Item 3.01   Notice of Delisting or Failure to Satisfy a Continued Listing Rule or Standard; Transfer of Listing.
(a) On October 3, 2007, BPI Energy Holdings, Inc. (“BPI”) received a letter from the American Stock Exchange (“Amex”) informing BPI that it is currently not in compliance with Rule 121(B)(2)(a) of the Amex Company Guide, which requires BPI’s audit committee to consist of at least three independent directors. BPI’s Audit Committee membership decreased to two directors upon William J. Centa’s resignation from the Board of Directors on September 13, 2007 (as reported in BPI’s Form 8-K filed with the Securities and Exchange Commission on September 19, 2007). The letter from Amex is a “warning letter” and provides BPI until January 3, 2008 to regain compliance with the Amex requirements by appointing an additional independent director to serve on the Audit Committee.
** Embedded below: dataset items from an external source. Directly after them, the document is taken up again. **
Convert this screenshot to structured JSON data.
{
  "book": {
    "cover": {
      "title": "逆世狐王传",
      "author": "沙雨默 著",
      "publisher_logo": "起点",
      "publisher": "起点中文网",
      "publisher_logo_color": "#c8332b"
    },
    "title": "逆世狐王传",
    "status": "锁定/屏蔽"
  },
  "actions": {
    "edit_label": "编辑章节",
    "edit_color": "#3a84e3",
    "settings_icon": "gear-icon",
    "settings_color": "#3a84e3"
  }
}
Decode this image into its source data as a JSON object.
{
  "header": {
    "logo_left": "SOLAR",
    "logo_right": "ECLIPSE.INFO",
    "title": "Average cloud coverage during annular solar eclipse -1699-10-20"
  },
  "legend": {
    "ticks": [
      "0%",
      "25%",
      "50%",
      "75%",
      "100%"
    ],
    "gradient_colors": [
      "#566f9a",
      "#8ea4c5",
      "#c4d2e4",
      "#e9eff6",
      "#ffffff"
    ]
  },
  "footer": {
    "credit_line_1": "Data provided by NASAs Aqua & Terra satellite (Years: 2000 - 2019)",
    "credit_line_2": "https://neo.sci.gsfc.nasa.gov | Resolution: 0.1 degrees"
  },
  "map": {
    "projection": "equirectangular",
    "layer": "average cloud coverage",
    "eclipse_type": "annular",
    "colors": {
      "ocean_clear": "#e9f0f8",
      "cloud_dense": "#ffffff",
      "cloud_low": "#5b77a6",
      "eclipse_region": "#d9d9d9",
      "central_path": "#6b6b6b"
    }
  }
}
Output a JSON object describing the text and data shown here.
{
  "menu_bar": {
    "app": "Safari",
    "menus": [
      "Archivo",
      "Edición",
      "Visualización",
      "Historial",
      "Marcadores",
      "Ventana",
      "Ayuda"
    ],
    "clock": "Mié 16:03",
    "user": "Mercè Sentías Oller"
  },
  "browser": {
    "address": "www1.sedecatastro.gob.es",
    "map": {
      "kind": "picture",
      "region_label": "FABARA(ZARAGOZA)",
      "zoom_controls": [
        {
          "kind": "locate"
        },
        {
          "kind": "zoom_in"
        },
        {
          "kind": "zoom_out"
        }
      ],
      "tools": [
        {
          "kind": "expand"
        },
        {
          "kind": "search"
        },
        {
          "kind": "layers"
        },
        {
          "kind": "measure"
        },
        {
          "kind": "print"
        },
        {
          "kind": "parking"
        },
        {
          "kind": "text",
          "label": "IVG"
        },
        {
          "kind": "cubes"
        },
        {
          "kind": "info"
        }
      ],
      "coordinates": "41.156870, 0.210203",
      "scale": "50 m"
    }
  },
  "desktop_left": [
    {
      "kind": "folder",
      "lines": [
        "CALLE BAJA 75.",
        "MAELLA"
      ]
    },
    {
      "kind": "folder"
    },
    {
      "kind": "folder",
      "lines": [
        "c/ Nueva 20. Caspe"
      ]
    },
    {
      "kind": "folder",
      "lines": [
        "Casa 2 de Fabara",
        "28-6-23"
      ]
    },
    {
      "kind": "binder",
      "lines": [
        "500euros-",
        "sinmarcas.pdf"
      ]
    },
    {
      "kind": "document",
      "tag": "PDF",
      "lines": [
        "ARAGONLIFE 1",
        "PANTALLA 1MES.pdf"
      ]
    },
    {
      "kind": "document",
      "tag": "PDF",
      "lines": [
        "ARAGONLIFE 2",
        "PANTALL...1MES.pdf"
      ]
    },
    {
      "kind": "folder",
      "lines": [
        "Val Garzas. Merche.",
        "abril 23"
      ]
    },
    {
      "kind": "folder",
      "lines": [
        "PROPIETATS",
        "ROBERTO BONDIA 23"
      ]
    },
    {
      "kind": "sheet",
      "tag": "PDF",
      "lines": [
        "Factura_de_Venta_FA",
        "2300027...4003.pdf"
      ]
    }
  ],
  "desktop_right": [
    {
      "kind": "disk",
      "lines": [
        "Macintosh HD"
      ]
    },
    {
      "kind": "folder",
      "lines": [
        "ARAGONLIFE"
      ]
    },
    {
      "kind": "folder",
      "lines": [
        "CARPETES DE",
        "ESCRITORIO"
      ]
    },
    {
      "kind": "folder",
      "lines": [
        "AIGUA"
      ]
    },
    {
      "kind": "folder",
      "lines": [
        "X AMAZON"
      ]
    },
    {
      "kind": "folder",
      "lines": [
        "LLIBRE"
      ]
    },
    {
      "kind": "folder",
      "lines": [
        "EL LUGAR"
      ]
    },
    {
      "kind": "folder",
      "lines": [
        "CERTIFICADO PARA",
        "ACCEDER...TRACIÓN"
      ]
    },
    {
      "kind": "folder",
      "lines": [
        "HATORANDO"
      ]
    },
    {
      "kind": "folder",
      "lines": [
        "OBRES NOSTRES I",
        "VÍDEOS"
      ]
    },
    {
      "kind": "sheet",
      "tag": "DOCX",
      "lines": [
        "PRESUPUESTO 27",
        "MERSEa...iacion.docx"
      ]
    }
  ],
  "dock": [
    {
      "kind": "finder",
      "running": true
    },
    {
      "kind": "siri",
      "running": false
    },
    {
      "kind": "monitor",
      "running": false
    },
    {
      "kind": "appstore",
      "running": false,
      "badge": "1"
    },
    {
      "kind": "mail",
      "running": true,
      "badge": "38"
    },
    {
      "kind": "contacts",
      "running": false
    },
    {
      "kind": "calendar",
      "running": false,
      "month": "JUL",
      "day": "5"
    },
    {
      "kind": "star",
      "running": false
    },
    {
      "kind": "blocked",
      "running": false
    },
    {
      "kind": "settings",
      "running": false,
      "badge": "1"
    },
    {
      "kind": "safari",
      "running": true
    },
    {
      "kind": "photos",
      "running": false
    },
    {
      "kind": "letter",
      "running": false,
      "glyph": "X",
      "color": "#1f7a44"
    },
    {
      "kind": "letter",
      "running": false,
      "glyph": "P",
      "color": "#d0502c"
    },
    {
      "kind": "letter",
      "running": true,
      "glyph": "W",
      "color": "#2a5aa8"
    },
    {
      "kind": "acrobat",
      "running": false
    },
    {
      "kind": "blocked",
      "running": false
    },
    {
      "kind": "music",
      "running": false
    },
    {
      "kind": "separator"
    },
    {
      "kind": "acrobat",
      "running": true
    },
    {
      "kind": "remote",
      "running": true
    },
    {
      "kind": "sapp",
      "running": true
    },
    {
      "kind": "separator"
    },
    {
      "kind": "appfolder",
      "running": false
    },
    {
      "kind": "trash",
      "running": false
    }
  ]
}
BPI has commenced a search for a qualified individual to fill its Audit Committee vacancy and expects to fill the vacancy within a reasonable time.
     On October 9, 2007, pursuant to Section 402(g) of the Amex Company Guide, BPI issued a press release reporting its receipt of the warning letter and its intention to regain compliance as soon as practicable. A copy of the press release is attached hereto as Exhibit 99.1.
Item 9.01   Financial Statements and Exhibits.
(d) Exhibits.
99.1      Press Release of BPI Energy Holdings, Inc., dated October 9, 2007.

 


 

SIGNATURES
Pursuant to the requirements of the Securities Exchange Act of 1934, the registrant has duly caused this report to be signed on its behalf by the undersigned hereunto duly authorized.
         
  BPI Energy Holdings, Inc.
 
 
  By:   /s/ James G. Azlein    
    James G. Azlein   
    Chief Executive Officer and President   
 
Date: October 9, 2007

 


 

EXHIBIT INDEX
     
Exhibit No.   Description
99.1
  Press Release of BPI Energy Holdings, Inc. dated October 9, 2007.